Brown was not the only person in Greenwich trying to put powered vehicles on the roads. At around the same time in the 1820s another inventor was working on a steam carriage. John Hill came from Greenwich, although it is not clear exactly who he was. Contemporary directories list a John Hill in Creek Street, Deptford - perhaps he thought 'Greenwich' was a politer address than 'Deptford'. 'John Hill' is, in any case, a common name. His partner in the steam carriage project was a Timothy Burstill who came from Edinburgh and was, of course, a competitor in the 1829 Rainhill Trials for an effective railway locomotive. He entered with 'Perseverance' - said to have 'no more than a glorified domestic boiler'.
In London Burstill and Hill made a very heavy, 8 ton, road steam carriage with a very large boiler. This meant that it was very slow and could only do, at the most, three or five miles an hour. They found it difficult to get passengers as because , it emerged, people were scared of sitting close to the enormous boiler. They were quite right to be afraid because this boiler eventually exploded during a demonstration run. This explosion probably happened in Deptford although no exact spot is given.
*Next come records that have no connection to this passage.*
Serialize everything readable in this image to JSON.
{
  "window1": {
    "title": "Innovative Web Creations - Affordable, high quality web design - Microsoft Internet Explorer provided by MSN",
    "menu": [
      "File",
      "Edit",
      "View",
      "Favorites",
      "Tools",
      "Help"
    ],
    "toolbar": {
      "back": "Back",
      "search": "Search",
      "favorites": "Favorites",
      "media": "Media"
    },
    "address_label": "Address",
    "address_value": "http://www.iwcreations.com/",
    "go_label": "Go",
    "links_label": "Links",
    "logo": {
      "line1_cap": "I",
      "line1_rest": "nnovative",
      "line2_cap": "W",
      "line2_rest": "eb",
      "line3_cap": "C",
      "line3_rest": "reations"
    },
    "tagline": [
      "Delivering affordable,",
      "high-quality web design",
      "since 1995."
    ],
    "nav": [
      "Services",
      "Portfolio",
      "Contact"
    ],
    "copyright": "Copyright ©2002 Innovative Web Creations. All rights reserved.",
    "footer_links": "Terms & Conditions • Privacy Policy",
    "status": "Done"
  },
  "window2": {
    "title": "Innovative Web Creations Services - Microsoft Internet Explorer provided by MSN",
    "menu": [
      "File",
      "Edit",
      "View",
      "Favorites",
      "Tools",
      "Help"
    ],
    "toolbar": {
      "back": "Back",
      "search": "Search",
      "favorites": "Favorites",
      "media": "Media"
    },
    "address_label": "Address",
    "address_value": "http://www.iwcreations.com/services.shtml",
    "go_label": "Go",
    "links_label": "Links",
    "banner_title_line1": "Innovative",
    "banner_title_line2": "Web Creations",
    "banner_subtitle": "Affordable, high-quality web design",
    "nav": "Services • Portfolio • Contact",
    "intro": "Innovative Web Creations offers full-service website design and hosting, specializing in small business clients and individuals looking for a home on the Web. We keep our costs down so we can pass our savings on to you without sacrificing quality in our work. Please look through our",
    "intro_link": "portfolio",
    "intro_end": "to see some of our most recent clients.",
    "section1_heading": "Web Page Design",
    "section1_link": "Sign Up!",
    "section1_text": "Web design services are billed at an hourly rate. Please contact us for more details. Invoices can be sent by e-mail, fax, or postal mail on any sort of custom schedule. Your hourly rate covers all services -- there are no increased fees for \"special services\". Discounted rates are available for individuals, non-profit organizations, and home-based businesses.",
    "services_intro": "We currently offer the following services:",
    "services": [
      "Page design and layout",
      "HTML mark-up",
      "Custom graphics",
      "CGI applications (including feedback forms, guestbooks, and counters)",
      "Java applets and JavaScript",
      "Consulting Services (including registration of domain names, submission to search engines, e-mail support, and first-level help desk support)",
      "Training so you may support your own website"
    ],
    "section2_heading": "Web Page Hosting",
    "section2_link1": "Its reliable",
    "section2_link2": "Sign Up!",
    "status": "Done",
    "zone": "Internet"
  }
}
No one was hurt in the accident although twenty three people were standing nearby 'on the bank' and one man had his foot on the machine itself . Burstill and Hill claimed that the fact that no one was killed showed how safe the engine really was! No more was heard of it.

Such steam carriages were experimental and none of them ever ran a regular public transport service. This changed in the late 1830s when new carriages came on to the roads which were designed to hold fifteen or more passengers and run an 'omnibus' service. The next article will look at them.
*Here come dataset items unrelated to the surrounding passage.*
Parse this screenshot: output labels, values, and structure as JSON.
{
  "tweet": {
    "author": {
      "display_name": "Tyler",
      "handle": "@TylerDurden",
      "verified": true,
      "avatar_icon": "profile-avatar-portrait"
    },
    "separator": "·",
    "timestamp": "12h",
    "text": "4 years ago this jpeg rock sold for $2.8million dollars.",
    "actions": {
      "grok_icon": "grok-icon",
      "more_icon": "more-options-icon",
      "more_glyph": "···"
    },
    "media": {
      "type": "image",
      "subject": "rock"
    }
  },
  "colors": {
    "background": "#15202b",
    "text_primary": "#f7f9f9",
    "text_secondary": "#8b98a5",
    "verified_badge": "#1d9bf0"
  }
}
This article has been compiled from a variety of sources, in particular local newspapers and the trade press of the day. There is a considerable literature about steam road carriages, I have drawn particularly on William Fletcher's Steam on Common Roads. An article about Samuel Brown's car by L.Graham Davis appeared in True's Automobile Year Book, No.2. 1953.





2 comments:

Jose said...

Great information, it shows that government all long seen the value of transport in economic development.

Nancy Rogers said...

Nice piece of writing content about road transport. Great insights shared.